I understand your arguements on what would be best for society. Some I agree with, some I don't, but I do understand. However, I doubt very seriously that YIPES investors gave them $63.5M to better society.
rjmcmahon 12/4/2012 | 11:25:11 PM
re: Yipes Rides Back With $63.5M The question is at what price?

That's really not the right question. It's around $2K per home passed. Very affordable for many.

The questions are: Who owns it? Should communications access be used to feed a graft machine? How much does the graft cost us every month? Who is improving themselves on such graft payments?

I doubt very seriously that YIPES investors gave them $63.5M to better society.

Misguided, and so-called investors, who don't understand purpose should have their credit cards taken away, by my judgement.

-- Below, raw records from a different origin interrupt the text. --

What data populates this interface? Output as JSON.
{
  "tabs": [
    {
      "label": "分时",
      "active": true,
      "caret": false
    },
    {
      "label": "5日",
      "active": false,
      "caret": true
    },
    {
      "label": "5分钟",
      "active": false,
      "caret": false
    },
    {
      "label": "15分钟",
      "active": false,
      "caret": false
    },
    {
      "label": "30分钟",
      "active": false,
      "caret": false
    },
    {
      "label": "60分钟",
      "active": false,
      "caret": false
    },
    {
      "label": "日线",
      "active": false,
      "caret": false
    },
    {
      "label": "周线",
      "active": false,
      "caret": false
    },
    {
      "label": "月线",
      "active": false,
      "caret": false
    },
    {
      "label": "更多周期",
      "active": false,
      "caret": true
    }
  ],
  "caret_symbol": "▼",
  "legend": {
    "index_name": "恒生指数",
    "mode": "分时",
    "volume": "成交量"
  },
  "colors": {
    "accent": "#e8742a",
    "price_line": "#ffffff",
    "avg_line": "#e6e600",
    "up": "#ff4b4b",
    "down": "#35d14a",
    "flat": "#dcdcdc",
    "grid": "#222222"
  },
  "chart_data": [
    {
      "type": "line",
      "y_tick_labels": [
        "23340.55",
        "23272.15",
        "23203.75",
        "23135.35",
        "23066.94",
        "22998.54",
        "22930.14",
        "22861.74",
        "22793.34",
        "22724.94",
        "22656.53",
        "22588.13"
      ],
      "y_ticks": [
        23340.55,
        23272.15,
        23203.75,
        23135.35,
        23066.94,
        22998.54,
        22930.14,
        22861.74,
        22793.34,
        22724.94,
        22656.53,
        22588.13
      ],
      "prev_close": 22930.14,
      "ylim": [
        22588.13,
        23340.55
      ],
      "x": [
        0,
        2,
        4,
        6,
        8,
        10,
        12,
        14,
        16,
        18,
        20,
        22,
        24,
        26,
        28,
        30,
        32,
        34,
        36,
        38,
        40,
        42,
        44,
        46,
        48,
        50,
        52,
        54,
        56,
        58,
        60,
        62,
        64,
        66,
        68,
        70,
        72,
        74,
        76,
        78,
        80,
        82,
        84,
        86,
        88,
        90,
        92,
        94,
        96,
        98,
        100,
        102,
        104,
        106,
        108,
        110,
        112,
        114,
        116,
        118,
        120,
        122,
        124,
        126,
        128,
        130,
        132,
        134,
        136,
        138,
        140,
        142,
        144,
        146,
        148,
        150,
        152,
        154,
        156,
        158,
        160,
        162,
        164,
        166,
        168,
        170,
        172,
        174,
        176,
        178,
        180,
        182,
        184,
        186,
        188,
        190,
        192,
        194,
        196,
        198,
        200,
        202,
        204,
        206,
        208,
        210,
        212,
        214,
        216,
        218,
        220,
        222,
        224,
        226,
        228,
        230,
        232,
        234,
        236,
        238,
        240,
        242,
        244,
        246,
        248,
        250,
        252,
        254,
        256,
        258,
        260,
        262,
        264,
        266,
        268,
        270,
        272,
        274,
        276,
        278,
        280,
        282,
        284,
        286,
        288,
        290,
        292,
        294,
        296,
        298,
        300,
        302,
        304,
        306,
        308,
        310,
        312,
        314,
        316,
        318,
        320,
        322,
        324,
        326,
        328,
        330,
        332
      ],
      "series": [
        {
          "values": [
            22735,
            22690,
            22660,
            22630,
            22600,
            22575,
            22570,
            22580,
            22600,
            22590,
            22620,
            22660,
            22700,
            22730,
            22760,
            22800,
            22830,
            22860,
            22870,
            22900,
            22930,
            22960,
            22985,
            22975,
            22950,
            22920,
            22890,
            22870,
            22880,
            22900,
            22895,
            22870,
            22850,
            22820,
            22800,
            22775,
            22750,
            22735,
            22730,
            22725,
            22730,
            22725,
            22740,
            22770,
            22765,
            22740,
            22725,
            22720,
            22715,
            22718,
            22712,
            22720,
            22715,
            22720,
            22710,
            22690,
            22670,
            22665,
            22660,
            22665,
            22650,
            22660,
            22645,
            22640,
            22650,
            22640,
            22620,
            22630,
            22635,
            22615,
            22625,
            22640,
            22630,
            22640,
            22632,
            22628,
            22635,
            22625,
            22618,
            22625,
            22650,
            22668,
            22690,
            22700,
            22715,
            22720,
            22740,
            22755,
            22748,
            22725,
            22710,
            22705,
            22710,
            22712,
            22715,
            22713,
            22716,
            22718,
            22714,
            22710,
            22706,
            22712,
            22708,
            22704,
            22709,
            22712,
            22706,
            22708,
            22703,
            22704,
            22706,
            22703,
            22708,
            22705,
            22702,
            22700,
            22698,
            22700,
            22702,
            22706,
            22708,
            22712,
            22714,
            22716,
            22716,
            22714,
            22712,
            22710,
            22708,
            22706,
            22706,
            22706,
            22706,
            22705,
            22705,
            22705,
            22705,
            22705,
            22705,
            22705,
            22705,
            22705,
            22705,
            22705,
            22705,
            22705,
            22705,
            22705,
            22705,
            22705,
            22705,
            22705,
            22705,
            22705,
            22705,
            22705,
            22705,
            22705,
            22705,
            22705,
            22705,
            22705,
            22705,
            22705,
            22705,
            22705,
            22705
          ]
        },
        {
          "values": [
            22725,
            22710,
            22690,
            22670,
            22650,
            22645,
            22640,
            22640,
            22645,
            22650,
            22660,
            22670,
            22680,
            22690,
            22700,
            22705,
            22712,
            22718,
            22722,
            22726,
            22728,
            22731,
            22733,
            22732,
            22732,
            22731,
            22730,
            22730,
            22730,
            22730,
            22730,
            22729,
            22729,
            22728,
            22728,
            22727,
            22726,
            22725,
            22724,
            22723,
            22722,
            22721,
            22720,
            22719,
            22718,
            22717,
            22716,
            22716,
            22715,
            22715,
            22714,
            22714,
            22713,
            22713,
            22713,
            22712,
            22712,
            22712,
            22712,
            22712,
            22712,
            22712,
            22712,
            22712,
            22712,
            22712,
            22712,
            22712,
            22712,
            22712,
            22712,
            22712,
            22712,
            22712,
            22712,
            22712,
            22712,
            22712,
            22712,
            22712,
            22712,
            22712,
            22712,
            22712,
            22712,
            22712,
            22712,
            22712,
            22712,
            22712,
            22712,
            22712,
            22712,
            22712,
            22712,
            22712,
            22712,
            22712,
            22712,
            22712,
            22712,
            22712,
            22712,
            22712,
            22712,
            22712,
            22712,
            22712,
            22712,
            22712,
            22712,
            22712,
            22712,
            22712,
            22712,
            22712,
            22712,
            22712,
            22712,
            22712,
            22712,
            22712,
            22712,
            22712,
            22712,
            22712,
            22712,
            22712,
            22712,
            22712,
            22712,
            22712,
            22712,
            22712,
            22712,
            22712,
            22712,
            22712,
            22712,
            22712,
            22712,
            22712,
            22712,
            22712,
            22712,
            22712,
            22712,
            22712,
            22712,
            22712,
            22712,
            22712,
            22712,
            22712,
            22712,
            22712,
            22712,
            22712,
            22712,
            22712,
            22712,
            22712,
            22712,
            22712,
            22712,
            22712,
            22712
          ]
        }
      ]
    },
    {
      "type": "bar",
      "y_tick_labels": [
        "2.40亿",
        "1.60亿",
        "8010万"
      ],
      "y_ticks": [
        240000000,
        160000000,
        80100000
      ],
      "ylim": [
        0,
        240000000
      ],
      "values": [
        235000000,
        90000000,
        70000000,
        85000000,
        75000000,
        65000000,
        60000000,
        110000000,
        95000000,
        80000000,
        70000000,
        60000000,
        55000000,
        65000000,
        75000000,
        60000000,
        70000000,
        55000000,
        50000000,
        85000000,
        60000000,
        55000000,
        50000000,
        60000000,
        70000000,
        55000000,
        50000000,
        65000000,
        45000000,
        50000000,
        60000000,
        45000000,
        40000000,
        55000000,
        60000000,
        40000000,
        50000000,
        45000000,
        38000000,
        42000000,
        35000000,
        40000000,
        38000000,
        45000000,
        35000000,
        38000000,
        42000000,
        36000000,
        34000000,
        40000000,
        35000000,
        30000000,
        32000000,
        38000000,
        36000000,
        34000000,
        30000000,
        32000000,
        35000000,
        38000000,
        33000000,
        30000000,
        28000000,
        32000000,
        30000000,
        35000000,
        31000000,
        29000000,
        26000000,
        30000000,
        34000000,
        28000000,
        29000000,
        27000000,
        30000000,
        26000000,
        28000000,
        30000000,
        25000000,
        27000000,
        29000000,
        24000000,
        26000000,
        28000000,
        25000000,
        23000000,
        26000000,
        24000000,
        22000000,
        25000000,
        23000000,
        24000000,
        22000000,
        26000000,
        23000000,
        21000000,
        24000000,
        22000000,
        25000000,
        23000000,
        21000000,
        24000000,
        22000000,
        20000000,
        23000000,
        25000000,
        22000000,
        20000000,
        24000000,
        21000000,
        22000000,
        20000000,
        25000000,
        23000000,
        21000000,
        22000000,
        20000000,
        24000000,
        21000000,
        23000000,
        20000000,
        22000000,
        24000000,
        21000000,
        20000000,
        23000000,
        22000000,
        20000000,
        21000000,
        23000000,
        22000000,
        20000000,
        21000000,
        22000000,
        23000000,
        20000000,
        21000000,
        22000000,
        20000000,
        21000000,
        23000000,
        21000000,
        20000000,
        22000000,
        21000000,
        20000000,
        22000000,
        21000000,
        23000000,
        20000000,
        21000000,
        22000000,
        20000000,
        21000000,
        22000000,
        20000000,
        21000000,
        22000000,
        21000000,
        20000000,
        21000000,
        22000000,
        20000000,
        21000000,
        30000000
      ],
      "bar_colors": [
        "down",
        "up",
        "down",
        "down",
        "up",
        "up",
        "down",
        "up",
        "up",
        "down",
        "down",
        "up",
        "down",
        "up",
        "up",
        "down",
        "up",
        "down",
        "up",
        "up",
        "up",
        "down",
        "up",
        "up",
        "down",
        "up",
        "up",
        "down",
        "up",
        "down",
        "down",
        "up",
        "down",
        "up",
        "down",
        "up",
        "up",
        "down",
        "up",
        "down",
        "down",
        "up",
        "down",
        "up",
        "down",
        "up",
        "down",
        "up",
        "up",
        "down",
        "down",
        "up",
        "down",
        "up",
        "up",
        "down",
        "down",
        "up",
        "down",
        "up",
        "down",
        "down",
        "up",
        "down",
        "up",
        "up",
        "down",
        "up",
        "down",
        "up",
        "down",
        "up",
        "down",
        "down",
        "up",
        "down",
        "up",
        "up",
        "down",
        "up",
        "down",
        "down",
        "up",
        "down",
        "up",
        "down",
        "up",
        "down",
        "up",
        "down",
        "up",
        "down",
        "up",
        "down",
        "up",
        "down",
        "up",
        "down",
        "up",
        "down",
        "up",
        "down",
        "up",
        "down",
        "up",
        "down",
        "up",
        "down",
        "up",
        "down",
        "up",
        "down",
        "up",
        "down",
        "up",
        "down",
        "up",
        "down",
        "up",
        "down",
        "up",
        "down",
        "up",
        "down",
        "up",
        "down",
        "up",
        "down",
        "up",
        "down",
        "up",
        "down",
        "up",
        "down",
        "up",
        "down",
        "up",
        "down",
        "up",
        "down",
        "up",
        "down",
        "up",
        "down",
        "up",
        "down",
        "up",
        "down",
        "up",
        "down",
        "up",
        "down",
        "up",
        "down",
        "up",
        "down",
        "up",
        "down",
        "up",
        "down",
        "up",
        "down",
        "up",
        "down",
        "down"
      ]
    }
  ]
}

What's the point of so-called capitalism? To take the works and assets of others? I'll suggest it is exactly to build better societies.
yeahsure 12/4/2012 | 11:24:52 PM
re: Yipes Rides Back With $63.5M This news of new funding for Yipes is a little phoney. They didn't actually get a check for new money amounting to anything close to $60 million. That amount recounts $50+ million that was raised but not spent in early 2002 before the Chap 11 and about $9 mil of new money recently from the existing investors to complete. When the lead investors decided to go BK, they quickly withdrew the $60 m previously promised and then (as part of recapitalize plan submitted to the judge at the time of the BK) agreed to invest a similar amount when the company met specific performance hurdles. They missed the original projections to achieve these hurdles in early 2003. We recently hit enough milestones to get about $9 mil of additional funding mostly from existing investors, who view this as "buying insurance" to cover their bets.